Il boccone è amaro per la famiglia di Crescenzo. I genitori, assistiti dagli avvocati Domenico e Felice Lentini, una volta appreso la notizia hanno lasciato il tribunale cilentano senza troppa voglia di voler parlare con nessuno. Ci sono voluti più di 30 mesi per arrivare all’udienza filtro e mandare a processo una sola persona sui dieci indagati. Otto, infatti, vengono liberati al termine della fase istruttoria, poiché, secondo il giudice, «le prove a loro carico non sarebbero state sufficienti per rinviarli a giudizio».
Un passo indietro
Nella notte di San Lorenzo di quasi tre anni fa si ballava sulla spiaggia del Mingardo. Il lido Ciclope Beach era pieno di giovani. All’improvviso si scatena la tempesta. Fulmini e pioggia, la festa si sposta all’interno della grotta del Ciclope. Lo annunciano gli speaker ai microfoni. Una mandria di ragazzi corre nella grotta «Caprara». Il Ciclope, però, seconda un’ordinanza sindacale affissa all’albo pretorio del Comune di Camerota e conservata agli atti, quando piove non può restare aperto.

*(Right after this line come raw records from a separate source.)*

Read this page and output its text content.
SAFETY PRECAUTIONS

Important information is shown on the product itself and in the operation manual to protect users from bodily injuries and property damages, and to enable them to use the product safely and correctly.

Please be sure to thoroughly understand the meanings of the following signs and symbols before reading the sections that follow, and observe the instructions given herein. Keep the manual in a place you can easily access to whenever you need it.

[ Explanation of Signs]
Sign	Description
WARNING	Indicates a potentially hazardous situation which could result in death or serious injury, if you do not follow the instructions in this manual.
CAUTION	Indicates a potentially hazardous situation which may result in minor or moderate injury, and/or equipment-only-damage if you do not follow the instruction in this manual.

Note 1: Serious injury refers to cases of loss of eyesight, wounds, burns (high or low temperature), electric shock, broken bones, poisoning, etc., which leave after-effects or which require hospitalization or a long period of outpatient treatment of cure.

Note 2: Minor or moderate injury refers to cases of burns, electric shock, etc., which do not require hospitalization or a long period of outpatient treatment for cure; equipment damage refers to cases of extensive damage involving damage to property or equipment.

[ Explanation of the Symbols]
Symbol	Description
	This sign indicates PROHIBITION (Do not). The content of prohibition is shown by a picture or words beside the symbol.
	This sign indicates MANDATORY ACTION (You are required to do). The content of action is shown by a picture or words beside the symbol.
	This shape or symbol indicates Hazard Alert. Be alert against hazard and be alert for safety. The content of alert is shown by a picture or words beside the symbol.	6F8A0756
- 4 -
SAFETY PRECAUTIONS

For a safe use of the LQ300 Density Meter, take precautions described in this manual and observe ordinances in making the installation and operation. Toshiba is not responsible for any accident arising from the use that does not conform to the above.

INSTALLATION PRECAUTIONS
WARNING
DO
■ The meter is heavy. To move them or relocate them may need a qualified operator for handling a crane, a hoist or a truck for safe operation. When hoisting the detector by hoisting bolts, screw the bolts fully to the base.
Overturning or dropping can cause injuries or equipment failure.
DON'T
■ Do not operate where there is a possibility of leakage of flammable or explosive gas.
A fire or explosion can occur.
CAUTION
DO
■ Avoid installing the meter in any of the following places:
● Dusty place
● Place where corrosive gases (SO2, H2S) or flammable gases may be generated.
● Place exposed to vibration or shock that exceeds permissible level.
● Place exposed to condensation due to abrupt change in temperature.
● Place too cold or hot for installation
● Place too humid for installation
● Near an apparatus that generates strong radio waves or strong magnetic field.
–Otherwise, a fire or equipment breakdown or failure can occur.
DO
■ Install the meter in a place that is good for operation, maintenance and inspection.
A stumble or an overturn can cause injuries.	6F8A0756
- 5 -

In barba a quel documento la festa continua. Crescenzo arriva insieme ad alcuni amici. E’ un attimo: dal costone di stacca una roccia che lo travolge e lo uccide. Per lui non c’è scampo, come confermerà in un secondo momento l’esito dell’autopsia. Il 27enne muore sul colpo. La relazione consegnata dal medico legale in procura è scioccante. Il caso assume subito i contorni di un giallo. Il masso non è mai stato ritrovato. Il corpo del giovane sarebbe stato spostato di qualche metro. Per Antonio Della Ragione quella del figlio è stata una «morte annunciata». Lo piange tutte le mattine, anche sui social, dove lo ricorda con una frase accompagnata da una fotografia. Ogni giorno diversa. Ogni giorno con più dolore. «Angelo Vassallo – scrisse sui social – con te sindaco Crescenzo sarebbe ancora tra noi».
La dichiarazione
«Fin dal primo giorno ho riposto fiducia nella magistratura che ora ringrazio per il lavoro svolto. Sono stati mesi difficili ma oggi finalmente la giustizia ha fatto il proprio corso» dichiara l’ex sindaco di Camerota Antonio Romano, primo cittadino all’epoca dei fatti. «Ringrazio l’avvocato Marco Fimiani. Lo ringrazio per il lavoro svolto da mio difensore legale e lo ringrazio soprattutto dal punto di vista umano – continua Romano -. Mi è stato sempre vicino e le sue parole e il suo sostegno sono state davvero importanti per me. Un pensiero non può che andare alla famiglia di Crescenzo, non c’è giorno in cui non pensi a quel volto giovane che purtroppo si è spento quella tragica notte per colpa di un gioco del destino, una fatalità. Alla famiglia, oltre al mio abbraccio, va l’augurio che la verità possa sempre venire fuori, in qualsiasi momento. Dobbiamo pensare che Crescenzo non è andato via, è passato soltanto a vita migliore. Questa è una vicenda che ha colpito tutti – conclude – non solo Camerota, che comunque porterà sempre con se un bellissimo ricordo di quel ragazzo che amava tanto questo posto e questo mare».
Il sacerdote
Sulla morte di Crescenzo è intervenuto più volte don Gianni Citro, il parroco di Camerota che il 12 settembre del 2010 tenne anche una messa in onore del giovane ad un mese dalla sua morte. «Mi rendo conto che il contesto in cui viviamo trasforma facilmente la domanda di giustizia in sete di vendetta e questo logora la lettura lucida degli eventi. I carnefici – dichiarò il prete – passano per vittime e le vittime vengono ignorante, mortificate, dimenticate. Spero che la chiusura delle indagini possa tracciare una direzione in una vicenda oscura, dolorosa e vergognosa insieme». «Quello che vedo attorno a me è solo volontà di insabbiare – disse sempre don Gianni ai microfoni di un quotidiano locale – far finta di nulla, tentativi subdoli di ricomporre gli specchi infranti, alla faccia di chi ci ha rimesso la vita. Un po’ più in là vedo lo smarrimento e la solitudine di due genitori che piangono un figlio morto a ventisette anni, schiacciato da una pietra di una valanga di illeciti, di abusi e di indifferenza».